Encontrando-se sub judice a relação contratual, por ocasião de ação de revisão de contrato, é cabível a proibição de inscrição do nome da apelante em cadastros de inadimplentes. Conclusão nº 11 do CETJRS.

 

SUCUMBÊNCIA. Redefinida.

 

APELAÇÃO PARCIALMENTE PROVIDA, COM DISPOSIÇÕES DE OFÍCIO.

 

 

Excertos do voto da relatora da decisão recorrida, citados pela eminente Ministra Cármen Lúcia:

 

A capitalização mensal dos juros, mesmo quando expressamente convencionada, em contratos como o presente, não é admitida, porquanto o artigo 591 do atual Código Civil permite, como regra geral, apenas a capitalização anual dos juros, amoldando-se à autorização já existente aos contratos de abertura de crédito rotativo em conta corrente, sem prejuízo do disposto nos Decretos-Lei ns. 167/67 e 413/69, que admitem a capitalização semestral para os casos de débito originado em cédulas de crédito industrial, comercial e rural. Mas, em se tratando de mera permissão legal, a capitalização anual depende de pactuação expressa nesse sentido, ausente na espécie, motivo pelo qual, in casu, vai vedada a incidência de juros sobre juros em qualquer periodicidade.

 

Tal entendimento, a propósito, não colide com o artigo 5º da Medida Provisória nº 2.170/2001, que republicou a Medida Provisória nº 1.963, que não pode ser aplicada. É que a matéria ali versada não se reveste do caráter de relevância e urgência determinado pelo art.62 da Constituição Federal. Tratando-se deste tema, portanto, necessário que passe pelo processo legislativo ordinário. Neste sentido é a AC.70008648784, de 19/05/2004, Relator o Desembargador Paulo Augusto Monte Lopes, da 16ª Câmara Cível deste Tribunal, cuja ementa transcrevo parcialmente:

“A Medida Provisória nº 2.170-36 é inconstitucional, porque a capitalização dos juros não se enquadra naquelas matérias consideradas urgentes, exigência prevista no art.62 da CF/ 88.”

 

Ainda transcrevo, por pertinente, a seguinte jurisprudência deste tribunal, AC 70008879900, de 31/05/2004, Relator o Desembargador Mário Rocha Lopes Filho, da 8ª Câmara Cível , transcrição parcial:

“CAPITALIZAÇÃO. Inadmissível a capitalização mensal, por ausência de previsão legal. (...) É de se afastar a aplicabilidade do art.5º da Medida Provisória, pois o STF já se pronunciou, em julgamento de liminar ainda não encerrado, favorável à suspensão da sua vigência (ADIN nº 2.316 – DF)”
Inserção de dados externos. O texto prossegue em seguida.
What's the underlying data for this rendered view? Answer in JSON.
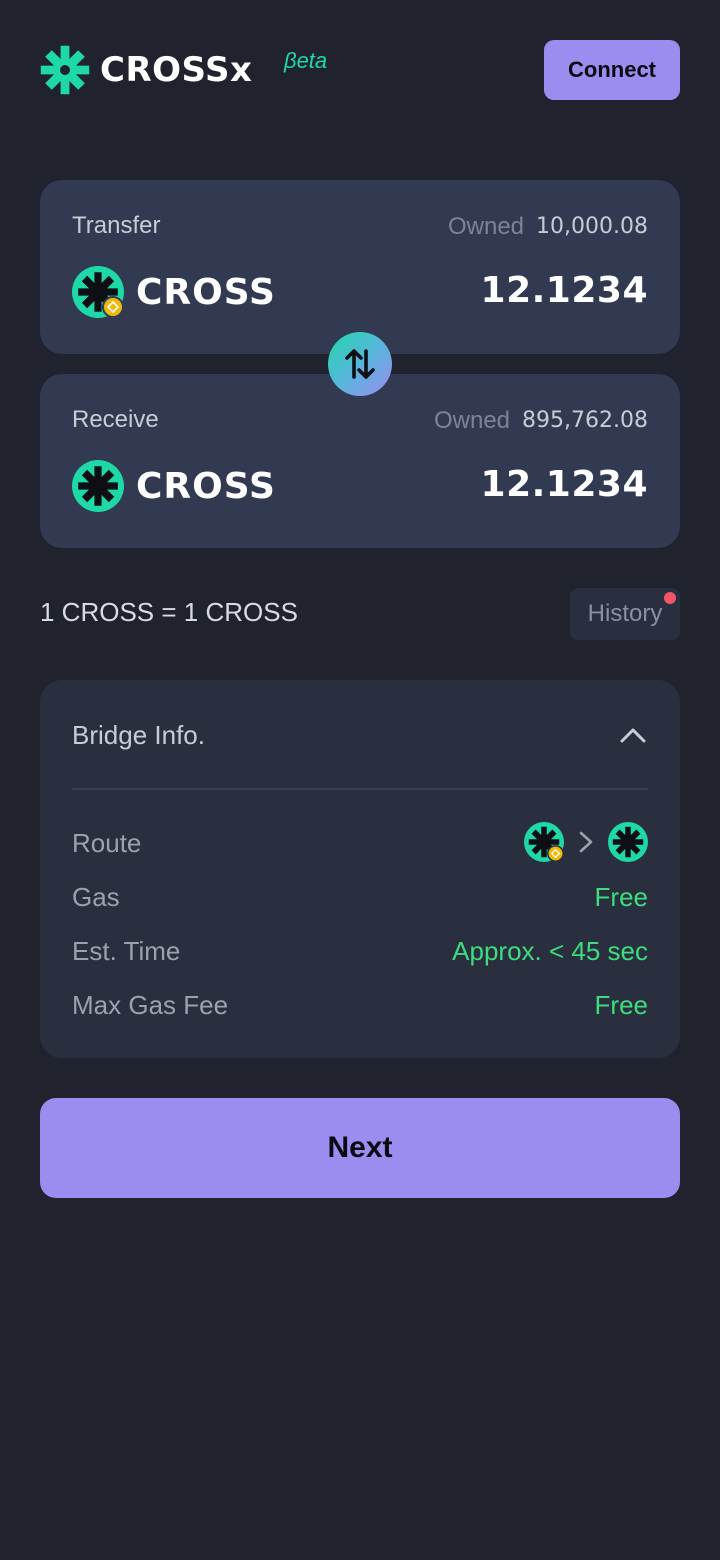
{
  "header": {
    "logo_text": "CROSSx",
    "beta_label": "βeta",
    "connect_label": "Connect"
  },
  "transfer": {
    "label": "Transfer",
    "owned_label": "Owned",
    "owned_value": "10,000.08",
    "token_name": "CROSS",
    "token_icon": "cross-token-icon",
    "chain_badge_icon": "bnb-chain-badge-icon",
    "amount": "12.1234"
  },
  "receive": {
    "label": "Receive",
    "owned_label": "Owned",
    "owned_value": "895,762.08",
    "token_name": "CROSS",
    "token_icon": "cross-token-icon",
    "amount": "12.1234"
  },
  "swap_icon": "swap-arrows-icon",
  "rate_text": "1 CROSS = 1 CROSS",
  "history": {
    "label": "History",
    "has_notification": true
  },
  "bridge_info": {
    "title": "Bridge Info.",
    "expanded": true,
    "rows": [
      {
        "key": "Route",
        "value": ""
      },
      {
        "key": "Gas",
        "value": "Free"
      },
      {
        "key": "Est. Time",
        "value": "Approx. < 45 sec"
      },
      {
        "key": "Max Gas Fee",
        "value": "Free"
      }
    ]
  },
  "next_label": "Next",
  "colors": {
    "background": "#20232e",
    "card": "#313a51",
    "panel": "#2a2f3f",
    "accent": "#9b8cf0",
    "brand_green": "#1fd8a8",
    "success": "#3ddc7e",
    "notification": "#f25563",
    "bnb": "#f0b90b"
  }
}
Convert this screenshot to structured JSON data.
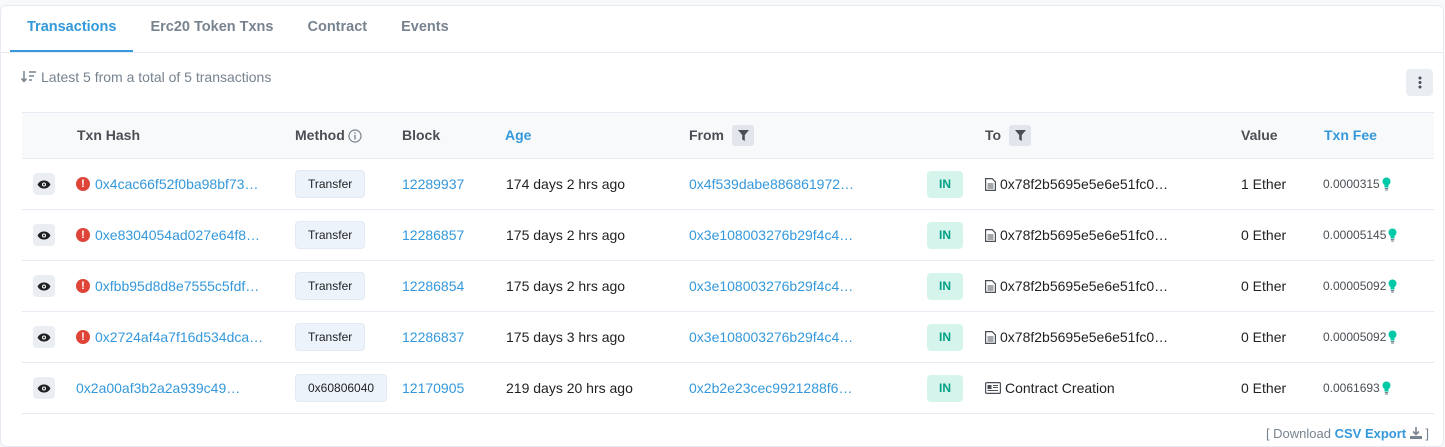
{
  "tabs": [
    {
      "label": "Transactions"
    },
    {
      "label": "Erc20 Token Txns"
    },
    {
      "label": "Contract"
    },
    {
      "label": "Events"
    }
  ],
  "summary": "Latest 5 from a total of 5 transactions",
  "columns": {
    "txn_hash": "Txn Hash",
    "method": "Method",
    "block": "Block",
    "age": "Age",
    "from": "From",
    "to": "To",
    "value": "Value",
    "txn_fee": "Txn Fee"
  },
  "rows": [
    {
      "hash": "0x4cac66f52f0ba98bf73…",
      "error": true,
      "method": "Transfer",
      "block": "12289937",
      "age": "174 days 2 hrs ago",
      "from": "0x4f539dabe886861972…",
      "direction": "IN",
      "to": "0x78f2b5695e5e6e51fc0…",
      "to_icon": "document-icon",
      "value": "1 Ether",
      "fee": "0.0000315"
    },
    {
      "hash": "0xe8304054ad027e64f8…",
      "error": true,
      "method": "Transfer",
      "block": "12286857",
      "age": "175 days 2 hrs ago",
      "from": "0x3e108003276b29f4c4…",
      "direction": "IN",
      "to": "0x78f2b5695e5e6e51fc0…",
      "to_icon": "document-icon",
      "value": "0 Ether",
      "fee": "0.00005145"
    },
    {
      "hash": "0xfbb95d8d8e7555c5fdf…",
      "error": true,
      "method": "Transfer",
      "block": "12286854",
      "age": "175 days 2 hrs ago",
      "from": "0x3e108003276b29f4c4…",
      "direction": "IN",
      "to": "0x78f2b5695e5e6e51fc0…",
      "to_icon": "document-icon",
      "value": "0 Ether",
      "fee": "0.00005092"
    },
    {
      "hash": "0x2724af4a7f16d534dca…",
      "error": true,
      "method": "Transfer",
      "block": "12286837",
      "age": "175 days 3 hrs ago",
      "from": "0x3e108003276b29f4c4…",
      "direction": "IN",
      "to": "0x78f2b5695e5e6e51fc0…",
      "to_icon": "document-icon",
      "value": "0 Ether",
      "fee": "0.00005092"
    },
    {
      "hash": "0x2a00af3b2a2a939c49…",
      "error": false,
      "method": "0x60806040",
      "block": "12170905",
      "age": "219 days 20 hrs ago",
      "from": "0x2b2e23cec9921288f6…",
      "direction": "IN",
      "to": "Contract Creation",
      "to_icon": "contract-creation-icon",
      "value": "0 Ether",
      "fee": "0.0061693"
    }
  ],
  "footer": {
    "open": "[ Download",
    "csv_label": "CSV Export",
    "close": "]"
  },
  "colors": {
    "accent": "#3498db",
    "error": "#de4437",
    "in_badge": "#00a186",
    "bulb": "#00c9a7"
  }
}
Acrescento, ainda, que a Corte Especial do egrégio Tribunal Regional Federal da 4ª Região, em 02.08.2004, nos autos do Incidente de inconstitucionalidade nº 2001.71.00.004856-0/RS, manifestou-se pela inconstitucionalidade do artigo 5º da Medida Provisória 2.170, porquanto, justamente, destituída dos requisitos de relevância e urgência previstos no artigo 62 da Constituição Federal. É o que se depreende da respectiva ementa:

“INCIDENTE DE ARGÜIÇÃO DE INCONSTITUCIONALIDADE. ADMINISTRATIVO. CONTRATO DE CRÉDITO ROTATIVO. CAPITALIZAÇÃO DE JUROS EM PERIODICIDADE INFERIOR A UM ANO. SUSCITADA A INCONSTITUCIONALIDADE DO ART. 5º DA MP Nº 2.170, DE 23/08/2001, PERANTE A CORTE ESPECIAL.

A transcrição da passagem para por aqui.